Custom markers can be added in the pytest.ini file:
[pytest]
markers =
slow:Slow tests
Let’s create a few tests in the example.py file:
import pytest
@pytest.mark.slow
def test_slow_function():
assert True
def test_example():
assert True
Now you are able to run (or skip) chosen tests using a specific marker. The following command will run all tests except those marked as slow:
pytest -m "not slow" example.py
- Continuous integration - integrate your tests with CI/CD pipelines to automate the testing process.
Conclusion
Testing APIs with PyTest and mocking external services ensures your tests are fast, reliable, and easy to maintain. PyTest's simplicity and powerful features, combined with the flexibility of mocking, make it an excellent choice for API testing in Python. By isolating your code from external dependencies, you can focus on ensuring that your application behaves correctly under various conditions. You have to remember though, that mocking also has its cons. Being aware of these potential issues can help you use mocks more effectively in your tests.
- Loss of test representativeness - mocks can lead to tests that do not fully represent the actual behavior of the application. If mocks are not properly configured, tests may pass even if the code does not work correctly in real scenarios.
- Increased test complexity - introducing mocks can make tests more complex and harder to understand.
- Challenges with code updates - when the behavior of a mocked entity changes, it might be necessary to update the mocks to reflect these changes.
- Over-mocking risks - excessive use of mocks can lead to tests that are overly focused on implementation details and testing mocks themselves, rather than functional behavior of the system.

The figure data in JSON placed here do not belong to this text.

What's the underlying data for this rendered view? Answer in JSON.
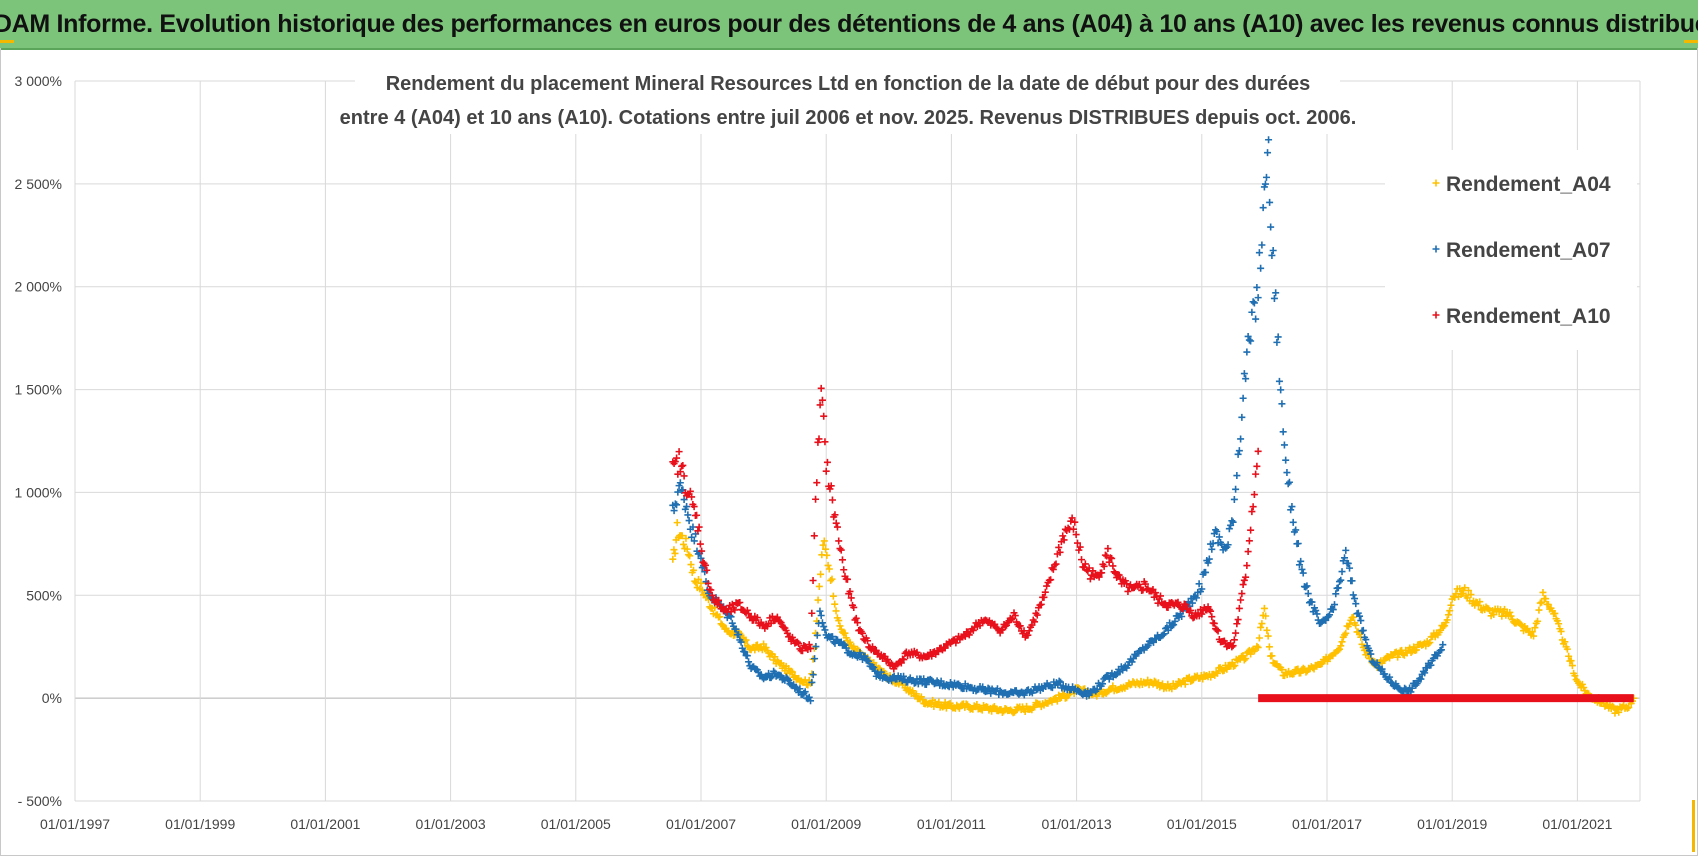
{
  "banner": {
    "title": "ADAM Informe. Evolution historique des performances en euros pour des détentions de 4 ans (A04) à 10 ans (A10) avec les revenus connus distribués",
    "background_color": "#7cc47a",
    "corner_color": "#f5b800"
  },
  "chart_data": {
    "type": "scatter",
    "title_lines": [
      "Rendement du placement Mineral Resources Ltd en fonction de la date de début pour des durées",
      "entre 4 (A04) et 10 ans (A10). Cotations entre juil 2006 et nov. 2025. Revenus DISTRIBUES depuis oct. 2006."
    ],
    "xlabel": "",
    "ylabel": "",
    "x_tick_labels": [
      "01/01/1997",
      "01/01/1999",
      "01/01/2001",
      "01/01/2003",
      "01/01/2005",
      "01/01/2007",
      "01/01/2009",
      "01/01/2011",
      "01/01/2013",
      "01/01/2015",
      "01/01/2017",
      "01/01/2019",
      "01/01/2021"
    ],
    "x_tick_years": [
      1997,
      1999,
      2001,
      2003,
      2005,
      2007,
      2009,
      2011,
      2013,
      2015,
      2017,
      2019,
      2021
    ],
    "xlim": [
      1997,
      2022
    ],
    "y_tick_labels": [
      "- 500%",
      "0%",
      "500%",
      "1 000%",
      "1 500%",
      "2 000%",
      "2 500%",
      "3 000%"
    ],
    "y_tick_values": [
      -500,
      0,
      500,
      1000,
      1500,
      2000,
      2500,
      3000
    ],
    "ylim": [
      -500,
      3000
    ],
    "grid": true,
    "legend_position": "top-right",
    "series": [
      {
        "name": "Rendement_A04",
        "color": "#ffc000",
        "points": [
          [
            2006.55,
            650
          ],
          [
            2006.62,
            820
          ],
          [
            2006.7,
            780
          ],
          [
            2006.8,
            720
          ],
          [
            2006.9,
            580
          ],
          [
            2007.0,
            540
          ],
          [
            2007.2,
            430
          ],
          [
            2007.4,
            330
          ],
          [
            2007.6,
            310
          ],
          [
            2007.8,
            240
          ],
          [
            2008.0,
            250
          ],
          [
            2008.2,
            180
          ],
          [
            2008.4,
            130
          ],
          [
            2008.6,
            90
          ],
          [
            2008.75,
            70
          ],
          [
            2008.85,
            380
          ],
          [
            2008.95,
            760
          ],
          [
            2009.05,
            640
          ],
          [
            2009.2,
            360
          ],
          [
            2009.4,
            250
          ],
          [
            2009.6,
            200
          ],
          [
            2009.8,
            150
          ],
          [
            2010.0,
            100
          ],
          [
            2010.2,
            70
          ],
          [
            2010.4,
            20
          ],
          [
            2010.6,
            -20
          ],
          [
            2010.8,
            -30
          ],
          [
            2011.0,
            -40
          ],
          [
            2011.3,
            -40
          ],
          [
            2011.6,
            -50
          ],
          [
            2011.9,
            -60
          ],
          [
            2012.2,
            -50
          ],
          [
            2012.5,
            -20
          ],
          [
            2012.8,
            10
          ],
          [
            2013.0,
            40
          ],
          [
            2013.3,
            20
          ],
          [
            2013.6,
            50
          ],
          [
            2013.9,
            70
          ],
          [
            2014.2,
            80
          ],
          [
            2014.5,
            50
          ],
          [
            2014.8,
            90
          ],
          [
            2015.1,
            110
          ],
          [
            2015.4,
            150
          ],
          [
            2015.7,
            200
          ],
          [
            2015.9,
            260
          ],
          [
            2016.0,
            430
          ],
          [
            2016.1,
            200
          ],
          [
            2016.3,
            120
          ],
          [
            2016.6,
            130
          ],
          [
            2016.9,
            160
          ],
          [
            2017.2,
            250
          ],
          [
            2017.4,
            410
          ],
          [
            2017.6,
            230
          ],
          [
            2017.8,
            160
          ],
          [
            2018.0,
            200
          ],
          [
            2018.3,
            230
          ],
          [
            2018.6,
            270
          ],
          [
            2018.9,
            360
          ],
          [
            2019.0,
            500
          ],
          [
            2019.2,
            520
          ],
          [
            2019.4,
            460
          ],
          [
            2019.6,
            420
          ],
          [
            2019.9,
            410
          ],
          [
            2020.1,
            350
          ],
          [
            2020.3,
            310
          ],
          [
            2020.45,
            500
          ],
          [
            2020.6,
            430
          ],
          [
            2020.8,
            260
          ],
          [
            2021.0,
            80
          ],
          [
            2021.2,
            10
          ],
          [
            2021.4,
            -20
          ],
          [
            2021.6,
            -60
          ],
          [
            2021.8,
            -40
          ],
          [
            2021.9,
            0
          ]
        ]
      },
      {
        "name": "Rendement_A07",
        "color": "#1f6fb2",
        "points": [
          [
            2006.55,
            900
          ],
          [
            2006.65,
            1030
          ],
          [
            2006.75,
            960
          ],
          [
            2006.85,
            820
          ],
          [
            2007.0,
            700
          ],
          [
            2007.1,
            520
          ],
          [
            2007.3,
            450
          ],
          [
            2007.5,
            380
          ],
          [
            2007.6,
            300
          ],
          [
            2007.8,
            150
          ],
          [
            2008.0,
            100
          ],
          [
            2008.2,
            120
          ],
          [
            2008.4,
            80
          ],
          [
            2008.6,
            30
          ],
          [
            2008.75,
            0
          ],
          [
            2008.9,
            440
          ],
          [
            2009.0,
            300
          ],
          [
            2009.2,
            270
          ],
          [
            2009.4,
            220
          ],
          [
            2009.6,
            200
          ],
          [
            2009.8,
            120
          ],
          [
            2010.0,
            100
          ],
          [
            2010.3,
            90
          ],
          [
            2010.6,
            80
          ],
          [
            2010.9,
            70
          ],
          [
            2011.2,
            60
          ],
          [
            2011.5,
            40
          ],
          [
            2011.8,
            30
          ],
          [
            2012.1,
            20
          ],
          [
            2012.4,
            50
          ],
          [
            2012.7,
            70
          ],
          [
            2013.0,
            40
          ],
          [
            2013.2,
            20
          ],
          [
            2013.5,
            100
          ],
          [
            2013.8,
            160
          ],
          [
            2014.1,
            250
          ],
          [
            2014.4,
            320
          ],
          [
            2014.7,
            420
          ],
          [
            2015.0,
            550
          ],
          [
            2015.2,
            800
          ],
          [
            2015.4,
            720
          ],
          [
            2015.5,
            900
          ],
          [
            2015.6,
            1250
          ],
          [
            2015.7,
            1600
          ],
          [
            2015.8,
            1800
          ],
          [
            2015.9,
            2000
          ],
          [
            2016.0,
            2400
          ],
          [
            2016.05,
            2750
          ],
          [
            2016.1,
            2300
          ],
          [
            2016.2,
            1800
          ],
          [
            2016.3,
            1300
          ],
          [
            2016.4,
            1000
          ],
          [
            2016.5,
            800
          ],
          [
            2016.6,
            600
          ],
          [
            2016.7,
            500
          ],
          [
            2016.9,
            350
          ],
          [
            2017.1,
            430
          ],
          [
            2017.3,
            700
          ],
          [
            2017.5,
            400
          ],
          [
            2017.7,
            200
          ],
          [
            2017.9,
            120
          ],
          [
            2018.1,
            60
          ],
          [
            2018.3,
            30
          ],
          [
            2018.5,
            100
          ],
          [
            2018.7,
            190
          ],
          [
            2018.85,
            260
          ]
        ]
      },
      {
        "name": "Rendement_A10",
        "color": "#e8101b",
        "points": [
          [
            2006.55,
            1100
          ],
          [
            2006.65,
            1150
          ],
          [
            2006.75,
            1050
          ],
          [
            2006.85,
            950
          ],
          [
            2006.95,
            850
          ],
          [
            2007.05,
            650
          ],
          [
            2007.2,
            480
          ],
          [
            2007.4,
            420
          ],
          [
            2007.6,
            450
          ],
          [
            2007.8,
            400
          ],
          [
            2008.0,
            350
          ],
          [
            2008.2,
            400
          ],
          [
            2008.4,
            300
          ],
          [
            2008.6,
            240
          ],
          [
            2008.75,
            250
          ],
          [
            2008.85,
            1100
          ],
          [
            2008.92,
            1480
          ],
          [
            2009.0,
            1150
          ],
          [
            2009.1,
            950
          ],
          [
            2009.3,
            600
          ],
          [
            2009.5,
            350
          ],
          [
            2009.7,
            250
          ],
          [
            2009.9,
            200
          ],
          [
            2010.1,
            150
          ],
          [
            2010.3,
            220
          ],
          [
            2010.6,
            200
          ],
          [
            2010.9,
            250
          ],
          [
            2011.2,
            300
          ],
          [
            2011.5,
            380
          ],
          [
            2011.8,
            330
          ],
          [
            2012.0,
            400
          ],
          [
            2012.2,
            300
          ],
          [
            2012.5,
            500
          ],
          [
            2012.8,
            800
          ],
          [
            2012.95,
            850
          ],
          [
            2013.1,
            650
          ],
          [
            2013.3,
            580
          ],
          [
            2013.5,
            700
          ],
          [
            2013.7,
            560
          ],
          [
            2013.9,
            520
          ],
          [
            2014.1,
            550
          ],
          [
            2014.3,
            480
          ],
          [
            2014.5,
            450
          ],
          [
            2014.7,
            450
          ],
          [
            2014.9,
            400
          ],
          [
            2015.1,
            450
          ],
          [
            2015.3,
            280
          ],
          [
            2015.5,
            250
          ],
          [
            2015.7,
            600
          ],
          [
            2015.8,
            900
          ],
          [
            2015.9,
            1200
          ]
        ]
      },
      {
        "name": "Rendement_A10 (zero band)",
        "color": "#e8101b",
        "segment": [
          2015.9,
          2021.9,
          0
        ]
      }
    ]
  }
}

- False sense of security - successful tests using mocks might give a false sense of security, as they may not cover all edge cases or real-world scenarios
By mastering these techniques and remembering the pros and cons of mocks, you can create a robust testing strategy that not only improves code quality but also boosts your confidence in deploying updates to production. Utilizing venv for isolated test environments further enhances your workflow by preventing dependency conflicts and ensuring consistency across different development setups. Happy testing!